The study and application of AI date back to a workshop at Dartmouth University in 1956, so it has been with us for 65 years. As might be expected, the potential of AI was quickly recognized by the Department of Defense, and the DOD invested heavily in AI beginning in 1960.

Richard L. Lindstrom
Richard L. Lindstrom

AI has recently been gaining traction in ophthalmology, primarily as an alternative to the clinician diagnosing and staging of diabetic retinopathy and maculopathy using computer scanning of a patient’s fundus photograph. Evidence is accumulating that AI is competitive with experienced retina specialists in completing this task. The FDA approved the IDx-DR system from Digital Diagnostics for the diagnosis and staging of diabetic retinopathy in 2018.

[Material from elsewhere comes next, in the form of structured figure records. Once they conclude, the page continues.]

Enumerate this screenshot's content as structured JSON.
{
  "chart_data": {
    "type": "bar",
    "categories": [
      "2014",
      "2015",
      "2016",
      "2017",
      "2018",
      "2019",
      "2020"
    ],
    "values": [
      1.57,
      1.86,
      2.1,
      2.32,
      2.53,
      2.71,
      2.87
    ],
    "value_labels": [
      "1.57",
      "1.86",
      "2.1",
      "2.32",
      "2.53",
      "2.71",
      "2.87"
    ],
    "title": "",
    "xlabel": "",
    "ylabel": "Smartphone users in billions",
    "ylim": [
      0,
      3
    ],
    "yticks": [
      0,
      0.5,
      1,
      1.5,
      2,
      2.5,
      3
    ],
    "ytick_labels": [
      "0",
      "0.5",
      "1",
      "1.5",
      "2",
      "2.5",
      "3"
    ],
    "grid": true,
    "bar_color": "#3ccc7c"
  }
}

Another eye care field in which many believe AI can and will play a useful role is the diagnosis and monitoring of glaucoma. Significant clinical skill and clinician time are required in glaucoma diagnosis and management. Careful examination of the optic nerve either directly with ophthalmoscopy or by evaluating stereo photographs, OCT with retinal nerve fiber thickness analysis and visual field outcomes must be interpreted and their individual findings integrated. This requires significant cognitive effort and also significant time, especially when analyzing several years of consecutive testing with variable reliability to look for evidence of progression. In addition, the clinician must integrate other factors including IOP, corneal thickness, blood pressure if abnormal, cerebrospinal pressure if abnormal, other associated comorbidities and family history, to name a few.

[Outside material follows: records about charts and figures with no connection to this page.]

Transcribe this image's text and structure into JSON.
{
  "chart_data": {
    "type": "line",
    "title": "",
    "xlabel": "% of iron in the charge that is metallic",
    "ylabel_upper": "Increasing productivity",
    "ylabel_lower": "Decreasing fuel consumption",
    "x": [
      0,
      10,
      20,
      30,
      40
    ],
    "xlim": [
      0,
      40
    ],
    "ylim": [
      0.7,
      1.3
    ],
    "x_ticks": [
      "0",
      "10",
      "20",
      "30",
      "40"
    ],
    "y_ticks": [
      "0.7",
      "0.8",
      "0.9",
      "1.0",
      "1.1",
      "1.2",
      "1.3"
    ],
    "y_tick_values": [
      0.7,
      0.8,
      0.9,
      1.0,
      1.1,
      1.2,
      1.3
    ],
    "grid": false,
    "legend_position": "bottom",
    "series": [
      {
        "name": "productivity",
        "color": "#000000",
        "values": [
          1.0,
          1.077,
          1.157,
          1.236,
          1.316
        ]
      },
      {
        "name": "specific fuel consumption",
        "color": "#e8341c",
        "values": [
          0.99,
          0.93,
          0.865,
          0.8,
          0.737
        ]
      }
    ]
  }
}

Next in line will be genetic testing, which is showing promise in both determining an individual’s risk for developing glaucoma and also how likely a patient with glaucoma will develop progressive nerve damage. AI may also help develop personalized treatment regimens and handicap the risk for progression so that appropriate examination intervals can be determined.

On top of that, technology is being developed that will provide home monitoring of IOP, visual fields, OCT, visual acuity and contrast sensitivity. Some patients may evaluate themselves daily or even multiple times a day at home and then transmit the data to the doctor’s office. All of this data will come cascading into the treating ophthalmologist’s office, and someone or something, such as AI, will need to collate and evaluate this new data source, red flagging the patient data sets that suggest poor glaucoma control and progression of disease so that an office visit can be promptly scheduled.

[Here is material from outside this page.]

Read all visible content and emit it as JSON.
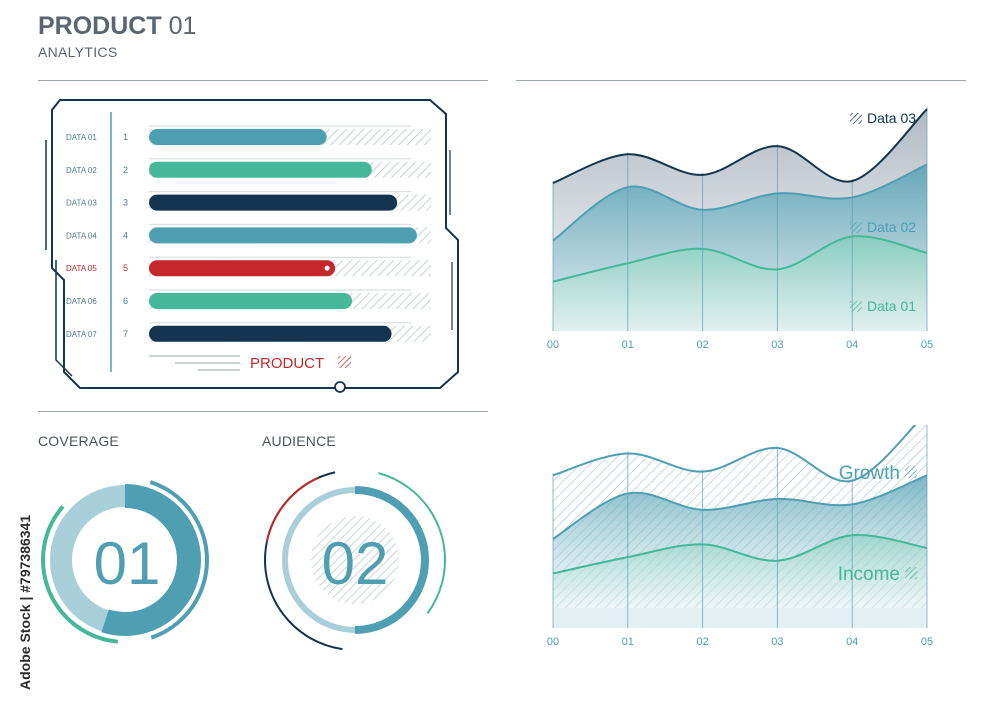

I believe AI promises to provide clinicians great value in managing their patients with glaucoma. AI will be part of the evidence-based side of the medical care equation. A skilled and experienced clinician will still be needed to collate the evidence and create a personalized treatment plan that takes into consideration each patient’s unique culture, personality and lifestyle needs. In addition, AI will not be able to deliver procedural treatments, whether laser or incisional.

I have no fear that AI will replace me as a clinician and surgeon, and I eagerly anticipate AI computerized programs that can rapidly and accurately plow through the significant data analysis my patients with glaucoma require. For the patient with glaucoma, AI plus a skilled and experienced clinician will be a clear example of one plus one equaling three.